アメリカン・アニマルズ (2018):映画短評
アメリカン・アニマルズ (2018)ライター5人の平均評価: 4
自ら凡人であることを証明してしまった若者たちの悲哀
図書館から高価な希少本を盗み出したものの、あえなくお縄となってしまった4人の大学生。アメリカで実際に起きた事件を映画化した作品だが、本人たちや関係者のインタビュー映像を差し込んでいくドキュドラマ的な演出がユニークで、『羅生門』的な視点からの洞察を加えつつ小気味良いテンポも生み出している。人間誰しも少なからず、自分は特別だと思いたいもの。若いうちはなおさらで、その浅はかな承認欲求が犯罪行為に結びついてしまう安直さは、SNSに溢れる数々の炎上動画と相通ずるものがある。こうした若者をバカにするのは簡単だが、しかし身をていして凡人であることを証明してしまった彼らの悲哀には、一抹の同情を禁じ得ない。
若気の至り、大反省会
『オーシャンズ11』に憧れ、『レザボア・ドッグズ』よろしくお互いを色で呼び合って、犯行に挑む大学生4人組。後先を考えない若気の至り感は、わが国の飲食店やコンビニでの悪ふざけ動画にも近いノリでもある。だが、服役していた事件の当事者(妙に存在感アリ!)のインタビューが挿入されることで、真相は“藪の中”な反省会が開幕。この構成はかなり斬新といえるが、冒頭こそ『ベイビー・ドライバー』にも近い疾走感を感じさせるだけに、まさかの失速感&喪失感もあり、当事者と同じ「こんなはずじゃなかった!」感は強い。そんなわけで、犯罪映画としては『バッド・ジーニアス』に遠く及ばず。
アメリカにはこういう生き物が棲息している
映画は、主人公たちの行動を否定も肯定もしない。ただ、アメリカにはこういう生き物が棲息しています、というスケッチを提示する。それは、主人公たちが盗もうとする、19世紀の鳥の博物画集「アメリカの鳥類」と同じ。だから本作のポスターで、登場人物たちの頭部は鳥類になっている。

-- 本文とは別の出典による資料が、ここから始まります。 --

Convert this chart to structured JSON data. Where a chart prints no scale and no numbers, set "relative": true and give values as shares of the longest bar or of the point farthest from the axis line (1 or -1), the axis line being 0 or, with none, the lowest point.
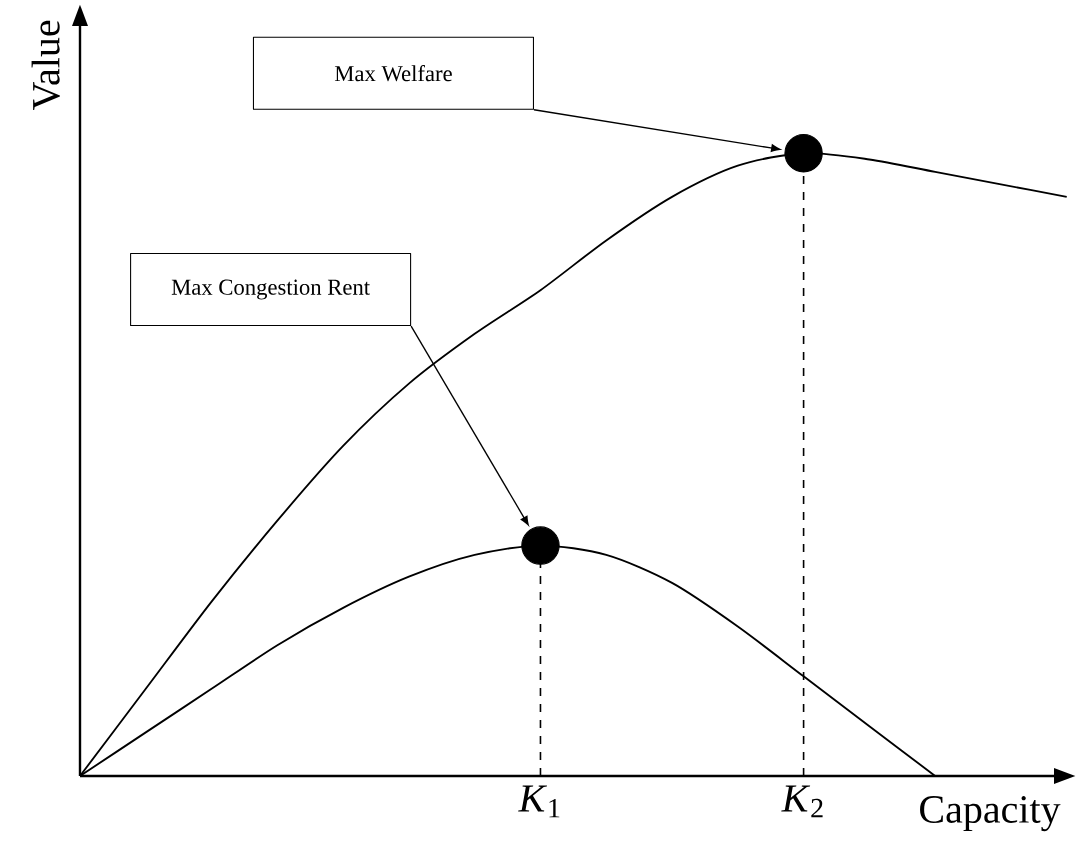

実際の当事者本人たち4人も映画の冒頭から登場して事件を語るが、映画は、本人たちの映像よりも、博物画よりも、よりリアルで精密に、これらの生き物たちの体温や鼓動の変化までもをも写し取ろうとする。計画中の高揚感、どこか非現実的な感覚、実行日が近づくにつれて高まる緊張感と恐怖、実行後の罪悪感と不安、そのすべてが伝わってくる。
若さが生んだ悲劇を最高に効果的な形で語る
集団でお宝を盗もうとする“ハイスト”のジャンルは、ハリウッドの定番。しかし、今作はひと味もふた味も違う。映画は役者の演技で展開するが、途中何度か本人たちを登場させ、それぞれに当時を振り返ってもらうという、ドキュメンタリーを混ぜたスタイルが、まずユニーク。その手法は、さらなるリアルさと、語る人によって同じ出来事が違ってくる「羅生門」的ニュアンスを与える。盗難のシーンでは、ど素人らしい考えの浅さ、優柔不断さ、世間知らずさが強調され、スリルと悲劇的気分を高める。音楽の使い方も効果的ならキャストの演技も最高。最後まで強烈に引き込まれる優れた一作だ。
「浅はかさ」について真面目に考えよう!
近いものを挙げるなら『ブリングリング』か。04年の大学生4人組による珍犯罪が題材だが、完全に不謹慎動画などのSNS炎上の心理背景に通じ、やたらタイムリー。バカな若者ですね、というコメンテーターの切り捨て発言の向こう側を丹念に掘った映画とも言えるが、同情でも断罪でもなく解析に徹した視座が絶妙。
なんと事件の当事者たちも登場。「本物」の顔は実に雄弁で、特にウォーレンの出オチ感が凄い。強盗計画の参照先となる『レザボア・ドッグス』等のギャング映画を矮小化した例でもあり、フィクションの現在についても考えさせられる。ダーウィン『種の起源』より引いたタイトルはオーデュボン『アメリカの鳥類』からの連想かな。